Removing gender bias from algorithms
Machine learning is ubiquitous in our daily lives. Every time we talk to our smartphones, search for images or ask for restaurant recommendations, we are interacting with machine learning algorithms. They take as input large amounts of raw data, like the entire text of an encyclopedia, or the entire archives of a newspaper, and analyze the information to extract patterns that might not be visible to human analysts. But when these large data sets include social bias, the machines learn that too.
A machine learning algorithm is like a newborn baby that has been given millions of books to read without being taught the alphabet or knowing any words or grammar. The power of this type of information processing is impressive, but there is a problem. When it takes in the text data, a computer observes relationships between words based on various factors, including how often they are used together.

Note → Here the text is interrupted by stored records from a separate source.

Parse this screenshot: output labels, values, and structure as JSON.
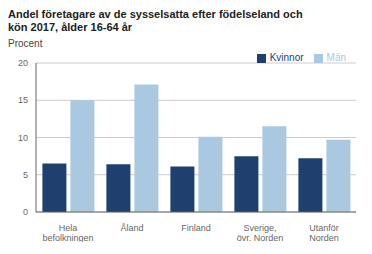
{
  "chart_data": {
    "type": "bar",
    "title": "Andel företagare av de sysselsatta efter födelseland och\nkön 2017, ålder 16-64 år",
    "ylabel": "Procent",
    "categories": [
      "Hela\nbefolkningen",
      "Åland",
      "Finland",
      "Sverige,\növr. Norden",
      "Utanför\nNorden"
    ],
    "series": [
      {
        "name": "Kvinnor",
        "color": "#1f3f6e",
        "values": [
          6.5,
          6.4,
          6.1,
          7.5,
          7.2
        ]
      },
      {
        "name": "Män",
        "color": "#aac8e0",
        "values": [
          15.0,
          17.1,
          10.1,
          11.5,
          9.7
        ]
      }
    ],
    "ylim": [
      0,
      20
    ],
    "yticks": [
      0,
      5,
      10,
      15,
      20
    ],
    "grid": true,
    "legend": "upper right"
  }
}
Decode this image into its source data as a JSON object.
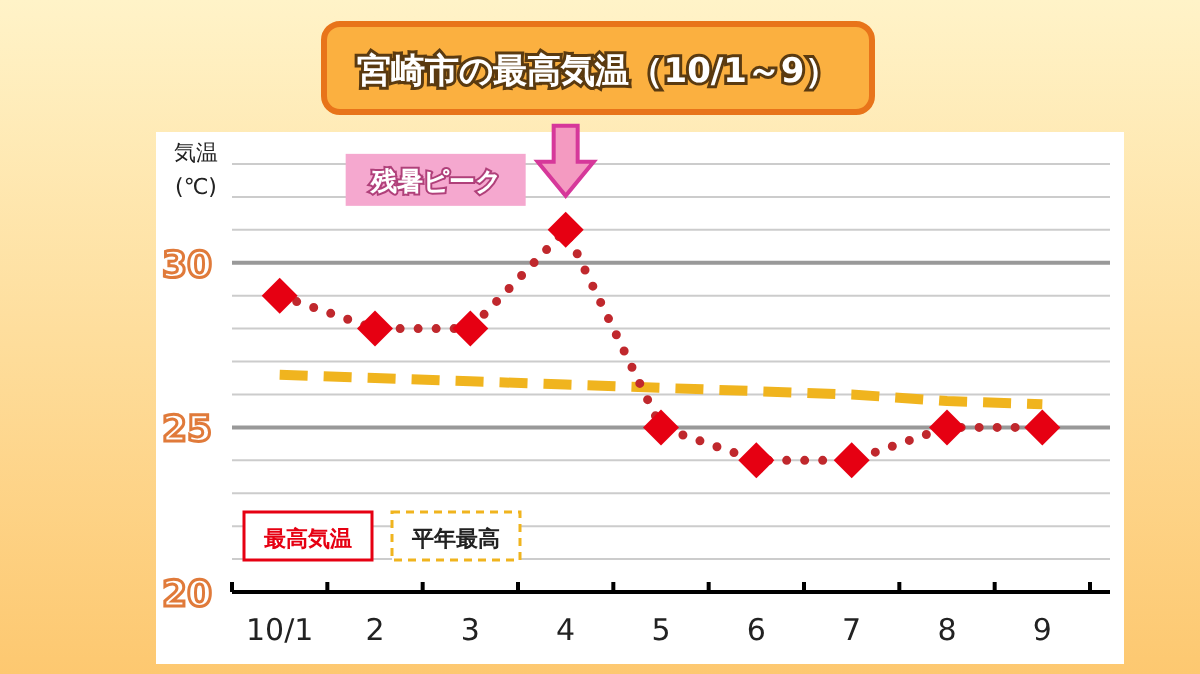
{
  "chart_data": {
    "type": "line",
    "title": "宮崎市の最高気温（10/1～9）",
    "ylabel": "気温\n(℃)",
    "categories": [
      "10/1",
      "2",
      "3",
      "4",
      "5",
      "6",
      "7",
      "8",
      "9"
    ],
    "series": [
      {
        "name": "最高気温",
        "color": "#e60012",
        "values": [
          29,
          28,
          28,
          31,
          25,
          24,
          24,
          25,
          25
        ],
        "marker": "diamond",
        "line_style": "dotted"
      },
      {
        "name": "平年最高",
        "color": "#f0b41e",
        "values": [
          26.6,
          26.5,
          26.4,
          26.3,
          26.2,
          26.1,
          26.0,
          25.8,
          25.7
        ],
        "marker": "none",
        "line_style": "dashed"
      }
    ],
    "ylim": [
      20,
      33
    ],
    "yticks": [
      20,
      {
        "value": 21,
        "label": null
      },
      {
        "value": 22,
        "label": null
      },
      {
        "value": 23,
        "label": null
      },
      {
        "value": 24,
        "label": null
      },
      25,
      {
        "value": 26,
        "label": null
      },
      {
        "value": 27,
        "label": null
      },
      {
        "value": 28,
        "label": null
      },
      {
        "value": 29,
        "label": null
      },
      30,
      {
        "value": 31,
        "label": null
      },
      {
        "value": 32,
        "label": null
      },
      {
        "value": 33,
        "label": null
      }
    ],
    "grid": "y",
    "legend": "bottom left",
    "annotations": [
      {
        "text": "残暑ピーク",
        "x": "4",
        "y": 31
      }
    ]
  }
}
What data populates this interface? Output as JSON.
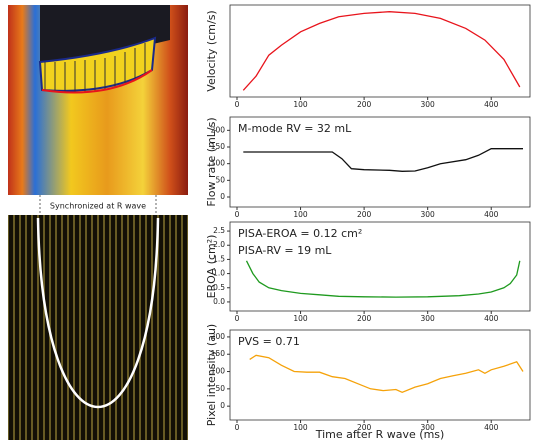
{
  "image_caption": "Synchronized at R wave",
  "chart_data": [
    {
      "type": "line",
      "y_label": "Velocity (cm/s)",
      "color": "#e8141c",
      "x": [
        10,
        30,
        50,
        70,
        100,
        130,
        160,
        200,
        240,
        280,
        320,
        360,
        390,
        420,
        445
      ],
      "values": [
        8,
        25,
        50,
        62,
        78,
        88,
        96,
        100,
        102,
        100,
        94,
        82,
        68,
        45,
        12
      ],
      "xlim": [
        -11,
        461
      ],
      "xticks": [
        0,
        100,
        200,
        300,
        400
      ],
      "ylim": [
        0,
        110
      ]
    },
    {
      "type": "line",
      "y_label": "Flow rate (mL/s)",
      "color": "#111111",
      "annotations": [
        "M-mode RV = 32 mL"
      ],
      "x": [
        10,
        150,
        165,
        180,
        200,
        240,
        260,
        280,
        300,
        320,
        360,
        380,
        400,
        450
      ],
      "values": [
        135,
        135,
        115,
        85,
        82,
        80,
        77,
        78,
        88,
        100,
        112,
        125,
        145,
        145
      ],
      "xlim": [
        -11,
        461
      ],
      "xticks": [
        0,
        100,
        200,
        300,
        400
      ],
      "ylim": [
        -30,
        240
      ],
      "yticks": [
        0,
        50,
        100,
        150,
        200
      ]
    },
    {
      "type": "line",
      "y_label": "EROA (cm²)",
      "color": "#1f9a1f",
      "annotations": [
        "PISA-EROA = 0.12 cm²",
        "PISA-RV = 19 mL"
      ],
      "x": [
        15,
        25,
        35,
        50,
        70,
        100,
        130,
        160,
        200,
        250,
        300,
        350,
        380,
        400,
        420,
        430,
        440,
        445
      ],
      "values": [
        1.45,
        1.0,
        0.7,
        0.5,
        0.4,
        0.3,
        0.25,
        0.2,
        0.18,
        0.17,
        0.18,
        0.22,
        0.28,
        0.35,
        0.5,
        0.65,
        0.95,
        1.45
      ],
      "xlim": [
        -11,
        461
      ],
      "xticks": [
        0,
        100,
        200,
        300,
        400
      ],
      "ylim": [
        -0.32,
        2.82
      ],
      "yticks": [
        {
          "value": 0,
          "label": "0.0"
        },
        0.5,
        {
          "value": 1,
          "label": "1.0"
        },
        1.5,
        {
          "value": 2,
          "label": "2.0"
        },
        2.5
      ]
    },
    {
      "type": "line",
      "y_label": "Pixel intensity (au)",
      "x_label": "Time after R wave (ms)",
      "color": "#f5a20a",
      "annotations": [
        "PVS = 0.71"
      ],
      "x": [
        20,
        30,
        50,
        70,
        90,
        110,
        130,
        150,
        170,
        190,
        210,
        230,
        250,
        260,
        280,
        300,
        320,
        340,
        360,
        380,
        390,
        400,
        420,
        440,
        450
      ],
      "values": [
        135,
        147,
        140,
        118,
        100,
        98,
        98,
        85,
        80,
        65,
        50,
        45,
        48,
        40,
        55,
        65,
        80,
        88,
        95,
        105,
        95,
        105,
        115,
        128,
        100
      ],
      "xlim": [
        -11,
        461
      ],
      "xticks": [
        0,
        100,
        200,
        300,
        400
      ],
      "ylim": [
        -40,
        220
      ],
      "yticks": [
        0,
        50,
        100,
        150,
        200
      ]
    }
  ]
}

We can test how well the word relationships are identified by using analogy puzzles. Suppose I ask the system to complete the analogy "He is to King as She is to X." If the system comes back with "Queen," then we would say it is successful, because it returns the same answer a human would.
Our research group trained the system on Google News articles, and then asked it to complete a different analogy: "Man is to Computer Programmer as Woman is to X." The answer came back: "Homemaker."
We used a common type of machine learning algorithm to generate what are called "word embeddings." Each English word is embedded, or assigned, to a point in space. Words that are semantically related are assigned to points that are close together in space. This type of embedding makes it easy for computer programs to quickly and efficiently identify word relationships.
After finding our computer programmer/homemaker result, we asked the system to automatically generate large numbers of "He is to X as She is to Y" analogies, completing both portions itself. It returned many common-sense analogies, like "He is to Brother as She is to Sister." In analogy notation, which you may remember from your school days, we can write this as "he:brother::she:sister." But it also came back with answers that reflect clear gender stereotypes, such as "he:doctor::she:nurse" and "he:architect::she:interior designer."
The fact that the machine learning system started as the equivalent of a newborn baby is not just the strength that allows it to learn interesting patterns, but also the weakness that falls prey to these blatant gender stereotypes. The algorithm makes its decisions based on which words appear near each other frequently. If the source documents reflect gender bias – if they more often have the word "doctor" near the word "he" than near "she," and the word "nurse" more commonly near "she" than "he" – then the algorithm learns those biases too.
Making matters worse
Not only can the algorithm reflect society's biases – demonstrating how much those biases are contained in the input data – but the system can potentially amplify gender stereotypes. Suppose I search for "computer programmer" and the search program uses a gender-biased database that associates that term more closely with a man than a woman.
The search results could come back flawed by the bias. Because "John" as a male name is more closely related to "computer programmer" than the female name "Mary" in the biased data set, the search program could evaluate John's website as more relevant to the search than Mary's – even if the two websites are identical except for the names and gender pronouns.
It's true that the biased data set could actually reflect factual reality – perhaps there are more "Johns" who are programmers than there are "Marys" – and the algorithms simply capture these biases. This does not absolve the responsibility of machine learning in combating potentially harmful stereotypes. The biased results would not just repeat but could even boost the statistical bias that most programmers are male, by moving the few female programmers lower in the search results. It's useful and important to have an alternative that's not biased.
Removing the stereotypes
If these biased algorithms are widely adopted, it could perpetuate, or even worsen, these damaging stereotypes. Fortunately, we have found a way to use the machine learning algorithm itself to reduce its own bias.
Our debiasing system uses real people to identify examples of the types of connections that are appropriate (brother/sister, king/queen) and those that should be removed. Then, using these human-generated distinctions, we quantified the degree to which gender was a factor in those word choices – as opposed to, say, family relationships or words relating to royalty.
Next we told our machine-learning algorithm to remove the gender factor from the connections in the embedding. This removes the biased stereotypes without reducing the overall usefulness of the embedding.
When that is done, we found that the machine learning algorithm no longer exhibits blatant gender stereotypes. We are investigating applying related ideas to remove other types of biases in the embedding, such as racial or cultural stereotypes.